Comment l’usucapion peut-elle priver un héritage ?
Dans le cadre d’un héritage, une commune a-t-elle la possibilité de récupérer des biens qui ne lui sont pas destinés par le biais de l’usucapion (acquisition de la propriété par prescription acquisitive) ?
La réponse est non, sauf dans certains cas exceptionnels. C’est ce que montre l’exemple du 15 mars 2011 où Andrée X et Laurent Y deviennent, par héritage, propriétaires d’une parcelle de 14 ares située sur la commune de Cuges-les-Pins. Leur famille en était déjà titulaire depuis plusieurs générations, mais cela n’empêcha pas la commune de les assigner devant le tribunal de grande instance de Marseille pour reprendre possession du terrain grâce à la procédure de prescription trentenaire prévue par le code civil. Elle se basa alors sur le fait qu’elle avait agi en tant que propriétaire depuis 1971 sans être contredite : aménagement d’un parking, goudronnage puis plantation d’arbres. Le tribunal reconnaîtra alors que la commune disposait d’une possession paisible, publique, continue, non équivoque et à titre de propriétaire depuis plus de trente ans et que rien ne s’opposait donc à ce qu’elle soit reconnue comme telle.
Les descendants n’avaient donc pas eu d’autre choix que de se voir privés de leur héritage.
La notion de prescription trentenaire
Lorsque l’on parle de l’usucapion, il convient d’aborder en premier lieu la notion de prescription trentenaire. En effet, cette dernière constitue le fondement juridique de l’acquisition de la propriété par prescription acquisitive. Selon le code civil, elle s’applique lorsqu’une personne a exercé paisiblement et publiquement son droit de propriété exclusivement pendant une durée de 30 ans ininterrompue. Toutefois, il existe certaines conditions à respecter pour bénéficier de cette procédure :
- Le titulaire doit avoir un droit réel, ce qui veut dire qu’il ne peut s’agir que d’une situation légale ;
- Le titulaire doit être dans un état de possessoire sans faille, c’est-à-dire qu’il n’y a pas d’opposition de la part de propriétaires antérieurs ;
- La possession effective doit être suffisamment longue pour que la prescription prenne effet.

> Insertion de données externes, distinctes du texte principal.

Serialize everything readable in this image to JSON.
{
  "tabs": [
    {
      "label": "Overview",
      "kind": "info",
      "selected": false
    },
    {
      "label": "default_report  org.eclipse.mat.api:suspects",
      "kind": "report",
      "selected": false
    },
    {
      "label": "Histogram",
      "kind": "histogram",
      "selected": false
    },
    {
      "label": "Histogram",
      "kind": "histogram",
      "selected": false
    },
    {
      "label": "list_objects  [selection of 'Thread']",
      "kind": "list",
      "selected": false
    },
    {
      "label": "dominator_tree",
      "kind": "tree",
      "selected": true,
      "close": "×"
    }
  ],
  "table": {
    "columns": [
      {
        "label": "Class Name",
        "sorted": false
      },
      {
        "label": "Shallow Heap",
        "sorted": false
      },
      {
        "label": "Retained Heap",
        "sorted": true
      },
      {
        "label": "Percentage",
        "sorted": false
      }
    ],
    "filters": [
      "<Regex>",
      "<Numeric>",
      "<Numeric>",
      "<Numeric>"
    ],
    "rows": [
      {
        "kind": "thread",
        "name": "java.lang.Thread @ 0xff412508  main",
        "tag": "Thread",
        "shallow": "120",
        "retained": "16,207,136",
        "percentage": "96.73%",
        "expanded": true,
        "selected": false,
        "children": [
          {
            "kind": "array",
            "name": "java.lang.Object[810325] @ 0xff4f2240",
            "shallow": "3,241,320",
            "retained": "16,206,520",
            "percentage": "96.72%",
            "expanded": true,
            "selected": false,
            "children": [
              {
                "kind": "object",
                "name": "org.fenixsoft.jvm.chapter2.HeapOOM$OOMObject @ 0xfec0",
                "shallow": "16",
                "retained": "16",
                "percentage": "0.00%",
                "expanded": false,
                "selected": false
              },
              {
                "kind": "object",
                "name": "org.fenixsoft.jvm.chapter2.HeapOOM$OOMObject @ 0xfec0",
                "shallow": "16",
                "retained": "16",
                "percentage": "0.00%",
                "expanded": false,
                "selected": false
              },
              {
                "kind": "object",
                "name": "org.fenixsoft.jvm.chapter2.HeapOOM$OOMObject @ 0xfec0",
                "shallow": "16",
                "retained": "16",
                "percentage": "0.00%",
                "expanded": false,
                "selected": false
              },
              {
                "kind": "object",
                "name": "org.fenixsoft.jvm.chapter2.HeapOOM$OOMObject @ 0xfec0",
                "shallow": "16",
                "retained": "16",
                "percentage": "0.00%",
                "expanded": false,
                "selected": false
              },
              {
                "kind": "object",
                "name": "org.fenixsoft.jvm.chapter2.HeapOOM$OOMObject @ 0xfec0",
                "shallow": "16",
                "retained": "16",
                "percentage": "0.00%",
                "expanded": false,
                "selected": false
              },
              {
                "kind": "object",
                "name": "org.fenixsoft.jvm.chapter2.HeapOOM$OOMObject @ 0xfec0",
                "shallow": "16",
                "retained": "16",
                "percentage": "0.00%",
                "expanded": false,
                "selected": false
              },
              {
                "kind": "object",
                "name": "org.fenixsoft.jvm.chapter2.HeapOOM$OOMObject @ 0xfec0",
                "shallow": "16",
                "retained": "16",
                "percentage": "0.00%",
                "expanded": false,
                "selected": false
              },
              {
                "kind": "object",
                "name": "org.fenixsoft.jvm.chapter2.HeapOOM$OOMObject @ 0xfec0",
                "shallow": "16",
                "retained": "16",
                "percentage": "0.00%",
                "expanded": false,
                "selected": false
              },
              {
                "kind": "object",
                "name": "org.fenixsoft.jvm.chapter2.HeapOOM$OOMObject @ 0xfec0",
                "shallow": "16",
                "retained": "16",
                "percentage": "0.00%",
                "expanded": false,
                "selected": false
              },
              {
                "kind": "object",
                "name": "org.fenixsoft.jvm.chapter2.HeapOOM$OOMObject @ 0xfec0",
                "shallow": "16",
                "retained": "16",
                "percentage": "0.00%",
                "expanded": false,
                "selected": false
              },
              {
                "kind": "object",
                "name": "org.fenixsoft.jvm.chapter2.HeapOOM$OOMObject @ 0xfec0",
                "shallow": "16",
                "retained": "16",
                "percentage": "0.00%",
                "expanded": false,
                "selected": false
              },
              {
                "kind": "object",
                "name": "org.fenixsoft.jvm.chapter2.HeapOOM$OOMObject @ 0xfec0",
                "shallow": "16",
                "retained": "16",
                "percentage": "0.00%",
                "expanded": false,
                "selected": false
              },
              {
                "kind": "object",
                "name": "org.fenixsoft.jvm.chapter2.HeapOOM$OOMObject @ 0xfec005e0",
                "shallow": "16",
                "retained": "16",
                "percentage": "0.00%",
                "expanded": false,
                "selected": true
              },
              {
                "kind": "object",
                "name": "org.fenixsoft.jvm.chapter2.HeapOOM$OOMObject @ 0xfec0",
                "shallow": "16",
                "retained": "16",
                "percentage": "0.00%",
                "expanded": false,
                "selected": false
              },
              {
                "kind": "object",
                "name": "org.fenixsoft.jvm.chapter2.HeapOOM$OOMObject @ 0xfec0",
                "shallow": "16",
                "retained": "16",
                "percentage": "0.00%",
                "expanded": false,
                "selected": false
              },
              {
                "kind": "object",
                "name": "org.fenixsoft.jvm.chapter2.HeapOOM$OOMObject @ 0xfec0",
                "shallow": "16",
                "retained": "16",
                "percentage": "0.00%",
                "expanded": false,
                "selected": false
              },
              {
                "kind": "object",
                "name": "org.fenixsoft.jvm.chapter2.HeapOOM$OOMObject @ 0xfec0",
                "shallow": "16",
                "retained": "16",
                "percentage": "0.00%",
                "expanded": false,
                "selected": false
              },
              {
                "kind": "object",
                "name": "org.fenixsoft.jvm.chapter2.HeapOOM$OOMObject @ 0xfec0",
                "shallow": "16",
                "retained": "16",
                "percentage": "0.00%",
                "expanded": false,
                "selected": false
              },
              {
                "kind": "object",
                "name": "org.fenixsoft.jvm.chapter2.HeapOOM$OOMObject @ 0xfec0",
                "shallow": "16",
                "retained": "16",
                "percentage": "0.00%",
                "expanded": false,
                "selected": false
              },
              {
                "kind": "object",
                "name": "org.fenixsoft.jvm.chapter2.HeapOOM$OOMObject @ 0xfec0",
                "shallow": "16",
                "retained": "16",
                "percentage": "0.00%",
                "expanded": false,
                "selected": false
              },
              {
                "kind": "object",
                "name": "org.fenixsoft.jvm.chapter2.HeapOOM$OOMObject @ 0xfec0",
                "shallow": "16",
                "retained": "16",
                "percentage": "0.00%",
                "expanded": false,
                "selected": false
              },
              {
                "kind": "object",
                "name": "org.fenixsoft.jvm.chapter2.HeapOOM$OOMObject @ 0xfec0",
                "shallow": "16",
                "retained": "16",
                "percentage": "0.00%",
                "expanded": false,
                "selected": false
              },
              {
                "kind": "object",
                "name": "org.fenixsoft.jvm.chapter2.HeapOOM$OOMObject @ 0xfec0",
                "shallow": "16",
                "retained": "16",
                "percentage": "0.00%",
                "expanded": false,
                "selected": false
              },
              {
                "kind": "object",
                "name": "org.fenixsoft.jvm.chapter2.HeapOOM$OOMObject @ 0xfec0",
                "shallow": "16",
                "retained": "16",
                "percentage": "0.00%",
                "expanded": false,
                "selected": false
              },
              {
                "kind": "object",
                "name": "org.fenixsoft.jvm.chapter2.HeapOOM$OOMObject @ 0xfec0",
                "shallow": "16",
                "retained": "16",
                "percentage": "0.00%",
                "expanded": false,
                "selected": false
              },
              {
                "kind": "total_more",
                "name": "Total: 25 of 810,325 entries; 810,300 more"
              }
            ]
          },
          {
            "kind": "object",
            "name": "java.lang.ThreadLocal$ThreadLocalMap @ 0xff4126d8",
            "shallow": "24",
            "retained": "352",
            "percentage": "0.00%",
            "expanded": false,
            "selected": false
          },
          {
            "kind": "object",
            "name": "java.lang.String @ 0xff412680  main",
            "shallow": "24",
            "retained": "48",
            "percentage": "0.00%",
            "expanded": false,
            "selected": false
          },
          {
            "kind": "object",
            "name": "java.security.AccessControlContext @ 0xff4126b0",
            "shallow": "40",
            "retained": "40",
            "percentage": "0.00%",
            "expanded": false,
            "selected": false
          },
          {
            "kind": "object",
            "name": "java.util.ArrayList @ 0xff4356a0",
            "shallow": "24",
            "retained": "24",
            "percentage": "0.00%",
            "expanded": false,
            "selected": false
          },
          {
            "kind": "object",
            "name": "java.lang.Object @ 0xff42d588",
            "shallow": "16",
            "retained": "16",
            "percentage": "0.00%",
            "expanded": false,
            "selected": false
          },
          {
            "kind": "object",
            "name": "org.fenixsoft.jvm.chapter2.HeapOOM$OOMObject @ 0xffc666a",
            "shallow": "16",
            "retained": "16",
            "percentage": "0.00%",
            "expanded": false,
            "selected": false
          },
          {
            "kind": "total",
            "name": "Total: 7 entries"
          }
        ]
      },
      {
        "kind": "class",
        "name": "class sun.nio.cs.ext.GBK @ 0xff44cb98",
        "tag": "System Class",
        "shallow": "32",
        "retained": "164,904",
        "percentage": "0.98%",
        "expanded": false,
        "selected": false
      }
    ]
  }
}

Ainsi, s’il y a interruption de possession pendant plus de 5 ans, la prescription sera considérée comme nulle.
Une fois ces conditions remplies, la personne concernée peut prétendre au transfert de propriété.
Lire en complément: Rénover un appartement en tant que nouveau célibataire
Les limitations liées à l’usucapion
Malgré ses avantages, l’usucapion comporte des limites qui s’imposent aux différentes parties, dont les communes. En effet, le ministère de l’intérieur interdit explicitement aux autorités locales d’utiliser cette procédure pour s’accaparer des biens privés. De plus, cette procédure ne peut être utilisée que dans certains cas très précis, à savoir dans des situations où la possession est clairement établie et où il n’y a pas de contestation possible. Par exemple, si le propriétaire original entreprend des travaux sur le terrain ou tente de contester publiquement la possession de l’occupant, celle-ci sera considérée comme illicite et la procédure sera annulée. Enfin, même si la prescription trentenaire est appliquée, le propriétaire original peut encore obtenir réparation financière si les travaux et/ou les aménagements effectués par l’occupant ont directement enfuité sa valeur patrimoniale.
En conclusion, l’usucapion est un outil intéressant pour régler des litiges de propriété, mais il ne peut pas être utilisé par une commune pour reprendre le contrôle d’un bien. Il s’agit d’une procédure complexe qui impose des critères rigoureux et qui nécessite une analyse approfondie en fonction des circonstances spécifiques. Dans certains cas, elle peut permettre à un tiers de conquérir un actif mais, dans la plupart des cas, elle ne permet pas de déposséder un propriétaire de son bien.